Deplorable attitudes to refugees failed to stop solidarity across the divides

- Kenan Malik

Britain's shameful past holds a vital message about immigration culture today

East of Aldgate one walks into a foreign town", foreigners "swamping whole areas once populated by English people". The "substitution of a foreign for an English population" has created "increasing bitterness of feeling".

No, not Robert Jenrick or Nigel Farage, but William Evans-Gordon, the Tory MP for Stepney, fulminating in 1903 against the arrival of Jewish refugees fleeing pogroms in eastern Europe. "Not a day passes but English families are ruthlessly turned out to make room for the foreign invaders," he told parliament.

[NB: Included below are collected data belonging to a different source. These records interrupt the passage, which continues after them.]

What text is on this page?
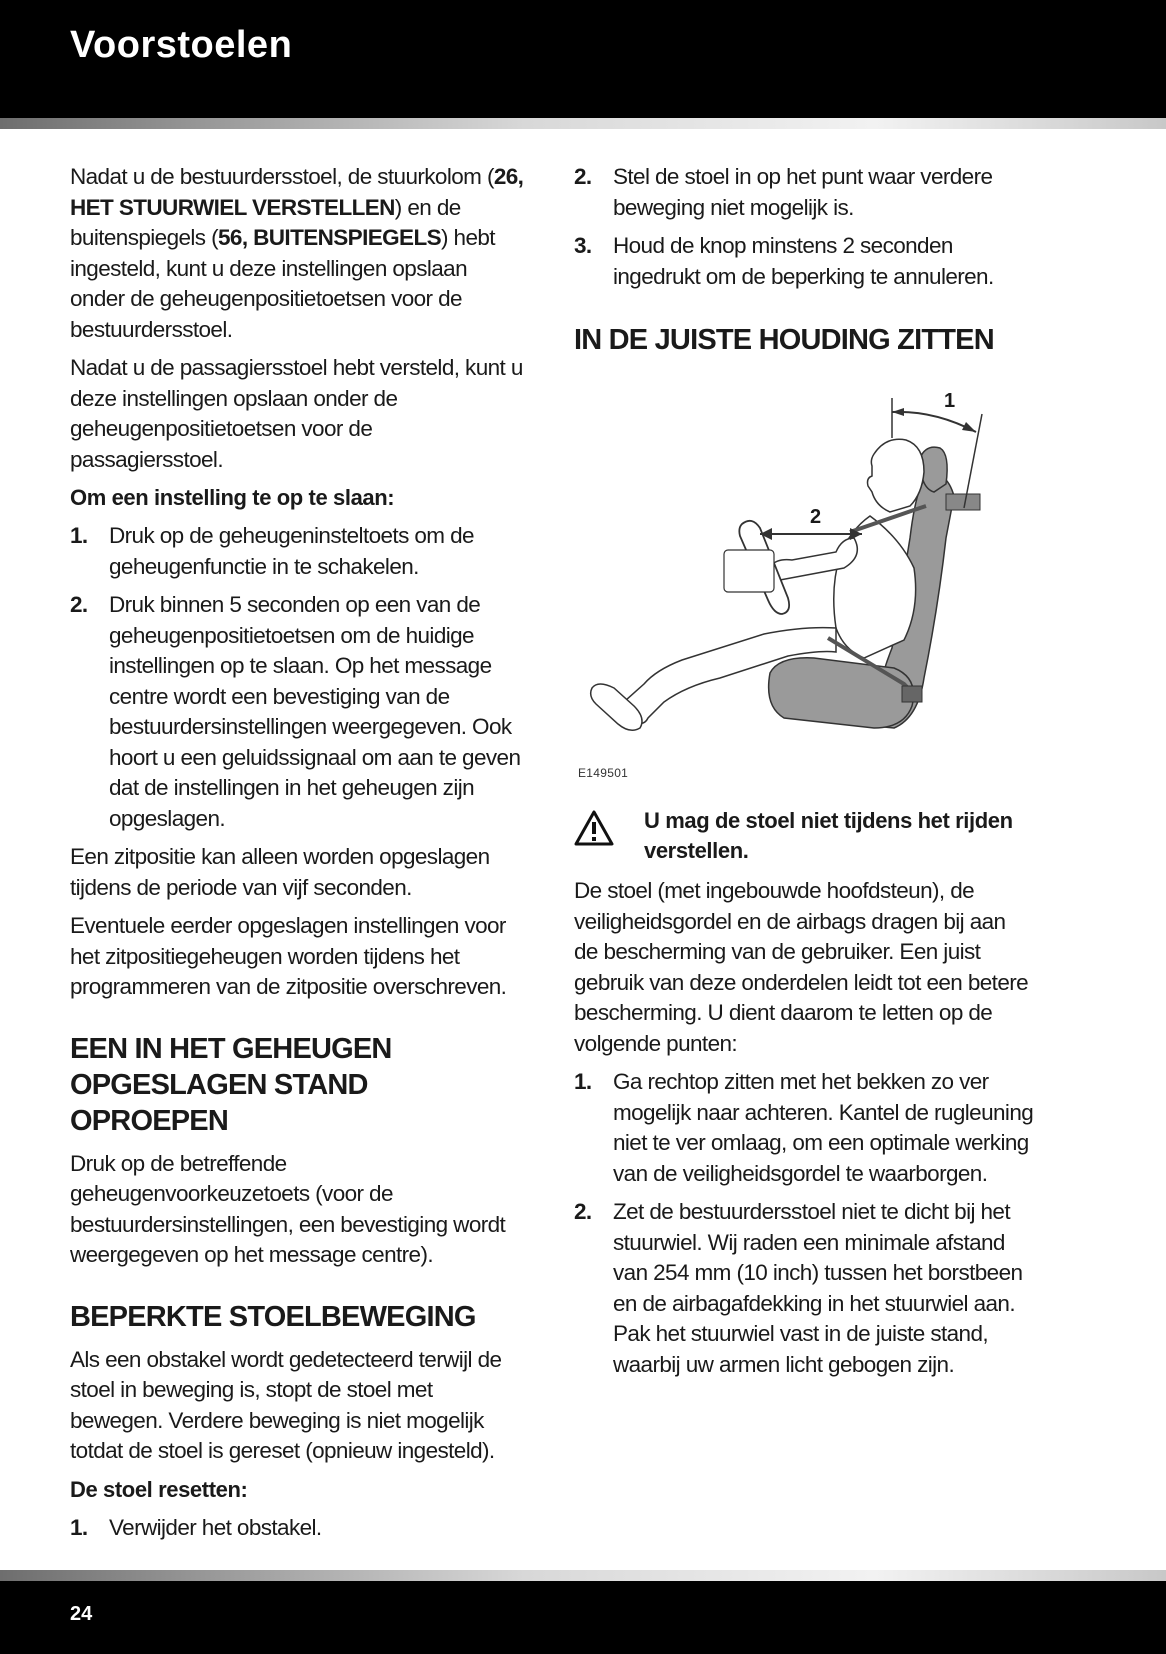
Voorstoelen

Nadat u de bestuurdersstoel, de stuurkolom (26, HET STUURWIEL VERSTELLEN) en de buitenspiegels (56, BUITENSPIEGELS) hebt ingesteld, kunt u deze instellingen opslaan onder de geheugenpositietoetsen voor de bestuurdersstoel.

Nadat u de passagiersstoel hebt versteld, kunt u deze instellingen opslaan onder de geheugenpositietoetsen voor de passagiersstoel.

Om een instelling te op te slaan:
1. Druk op de geheugeninsteltoets om de geheugenfunctie in te schakelen.
2. Druk binnen 5 seconden op een van de geheugenpositietoetsen om de huidige instellingen op te slaan. Op het message centre wordt een bevestiging van de bestuurdersinstellingen weergegeven. Ook hoort u een geluidssignaal om aan te geven dat de instellingen in het geheugen zijn opgeslagen.

Een zitpositie kan alleen worden opgeslagen tijdens de periode van vijf seconden.

Eventuele eerder opgeslagen instellingen voor het zitpositiegeheugen worden tijdens het programmeren van de zitpositie overschreven.

EEN IN HET GEHEUGEN OPGESLAGEN STAND OPROEPEN

Druk op de betreffende geheugenvoorkeuzetoets (voor de bestuurdersinstellingen, een bevestiging wordt weergegeven op het message centre).

BEPERKTE STOELBEWEGING

Als een obstakel wordt gedetecteerd terwijl de stoel in beweging is, stopt de stoel met bewegen. Verdere beweging is niet mogelijk totdat de stoel is gereset (opnieuw ingesteld).

De stoel resetten:
1. Verwijder het obstakel.
2. Stel de stoel in op het punt waar verdere beweging niet mogelijk is.
3. Houd de knop minstens 2 seconden ingedrukt om de beperking te annuleren.
IN DE JUISTE HOUDING ZITTEN
1
2
E149501
U mag de stoel niet tijdens het rijden verstellen.

De stoel (met ingebouwde hoofdsteun), de veiligheidsgordel en de airbags dragen bij aan de bescherming van de gebruiker. Een juist gebruik van deze onderdelen leidt tot een betere bescherming. U dient daarom te letten op de volgende punten:

1. Ga rechtop zitten met het bekken zo ver mogelijk naar achteren. Kantel de rugleuning niet te ver omlaag, om een optimale werking van de veiligheidsgordel te waarborgen.
2. Zet de bestuurdersstoel niet te dicht bij het stuurwiel. Wij raden een minimale afstand van 254 mm (10 inch) tussen het borstbeen en de airbagafdekking in het stuurwiel aan. Pak het stuurwiel vast in de juiste stand, waarbij uw armen licht gebogen zijn.
24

Evans-Gordon was a founder of the British Brothers' League (BBL), a powerful anti-immigration movement with the slogan "England for the English", and the driving force behind the 1905 Aliens Act, designed to keep out Jewish refugees.

Where previous arrivals had "merged in the population", Evans-Gordon wrote in The Alien Immigrant, "the Hebrew colony" formed a "permanently distinct block - a race apart", refusing to "assimilate" but coming "like an army of locusts, eating up the English inhabitants or driving them out".

They brought with them "colonies of foreign crime". In certain courts in London, "English was hardly heard".

According to Evans-Gordon: "The proportion of aliens who live by vice is inordinately high". They indulged in "depraved" sexual crimes, "which, but for them, would hardly be known in this country".

Evans-Gordon's themes echo across the century. Arguments about populations being replaced, denunciations of asylum seekers as "invaders", the insistence that migrants are unassimilable, accusations of mass criminality and depravity, are all wearily familiar.